The photo above: spring has sprung on Park Avenue!

After the trains were converted from coal to electric and put underground, Park Avenue was developed with high-end apartment houses and hotels from 46th Street (north of the Grand Central train shed) to 96th street (where the trains exit the tunnel and run on a viaduct). Nearly all vestiges of previous development – mostly Old Law tenements – have been replaced. But that doesn’t explain the name “Park.”

Because of the presence of the approach to Grand Central below, the avenue is 140 feet wide, as opposed to the 100-foot standard for the north-south avenues and the 50-foot standard for the east-west streets. As it was first laid out, the median islands were about 40 feet wide, with two lanes of traffic and a parking lane on each side, and sidewalks about 15 feet wide on each side. Those big medians were landscaped as mini-parks.
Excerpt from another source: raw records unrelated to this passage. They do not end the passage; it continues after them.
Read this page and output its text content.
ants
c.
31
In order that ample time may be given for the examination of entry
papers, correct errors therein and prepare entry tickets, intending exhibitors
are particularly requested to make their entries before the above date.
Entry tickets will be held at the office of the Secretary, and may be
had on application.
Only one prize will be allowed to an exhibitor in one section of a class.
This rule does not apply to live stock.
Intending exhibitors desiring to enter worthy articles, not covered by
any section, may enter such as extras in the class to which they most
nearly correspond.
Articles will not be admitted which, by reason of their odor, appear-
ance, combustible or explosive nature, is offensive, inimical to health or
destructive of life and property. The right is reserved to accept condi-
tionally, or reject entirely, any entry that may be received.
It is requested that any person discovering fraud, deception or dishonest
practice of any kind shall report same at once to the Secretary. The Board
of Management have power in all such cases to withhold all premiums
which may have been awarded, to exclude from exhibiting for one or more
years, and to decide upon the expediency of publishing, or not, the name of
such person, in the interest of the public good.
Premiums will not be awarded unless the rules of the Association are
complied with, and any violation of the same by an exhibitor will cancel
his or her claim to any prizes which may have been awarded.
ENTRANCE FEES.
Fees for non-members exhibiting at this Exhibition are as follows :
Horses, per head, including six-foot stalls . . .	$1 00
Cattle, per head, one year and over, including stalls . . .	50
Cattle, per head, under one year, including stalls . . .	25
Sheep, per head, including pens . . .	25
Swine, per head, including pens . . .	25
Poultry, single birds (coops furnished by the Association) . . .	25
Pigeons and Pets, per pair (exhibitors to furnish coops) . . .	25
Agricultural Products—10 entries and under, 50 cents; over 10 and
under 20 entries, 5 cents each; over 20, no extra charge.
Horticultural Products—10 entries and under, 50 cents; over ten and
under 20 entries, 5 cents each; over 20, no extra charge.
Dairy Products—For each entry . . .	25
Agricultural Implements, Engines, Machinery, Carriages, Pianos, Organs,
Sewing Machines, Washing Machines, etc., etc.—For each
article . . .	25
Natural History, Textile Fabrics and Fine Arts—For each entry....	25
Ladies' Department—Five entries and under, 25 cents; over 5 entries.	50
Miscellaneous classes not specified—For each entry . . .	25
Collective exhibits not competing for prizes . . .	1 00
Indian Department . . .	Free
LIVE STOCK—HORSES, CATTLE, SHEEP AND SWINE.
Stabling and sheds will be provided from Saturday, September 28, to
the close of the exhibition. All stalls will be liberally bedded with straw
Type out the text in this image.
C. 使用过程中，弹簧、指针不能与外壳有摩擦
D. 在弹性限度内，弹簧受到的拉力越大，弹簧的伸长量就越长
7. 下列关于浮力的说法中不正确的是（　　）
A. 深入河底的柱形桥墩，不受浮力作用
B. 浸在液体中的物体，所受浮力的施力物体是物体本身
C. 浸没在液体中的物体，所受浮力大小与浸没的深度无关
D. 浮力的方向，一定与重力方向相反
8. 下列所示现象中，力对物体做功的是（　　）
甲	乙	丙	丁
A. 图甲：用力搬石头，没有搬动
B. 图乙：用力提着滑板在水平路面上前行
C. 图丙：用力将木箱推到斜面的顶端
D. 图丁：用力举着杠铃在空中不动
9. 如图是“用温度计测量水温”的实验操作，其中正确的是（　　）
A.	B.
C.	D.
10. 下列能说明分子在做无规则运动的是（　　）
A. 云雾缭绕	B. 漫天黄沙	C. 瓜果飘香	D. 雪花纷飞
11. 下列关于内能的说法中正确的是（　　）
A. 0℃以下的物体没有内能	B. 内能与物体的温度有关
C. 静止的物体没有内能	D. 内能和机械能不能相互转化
Unfortunately, the development of the avenue coincided with the rise of automobile traffic, and the medians were cut down to create a third traffic lane on each side. (My photo above is the end of a median near 84th Street.) Here’s a map from 1910, before the air-rights construction started, showing the medians as holes in a viaduct, open to the tracks below, and the future air-rights-construction lots as open to the train yard below:

The same area in 1916, with wavy pedestrian paths laid out in the medians:

In 1923, with the old buildings starting to be replaced:

Interestingly, the later maps that should show the medians cut down in width don’t: they show the the same wide medians as these maps. Since the purpose of the maps was to show the buildings, maybe no one felt it necessary to correct them for medians? In any case, some possible good news: the city is considering re-widening the medians. I don’t live on Park Avenue, but I fully support that idea.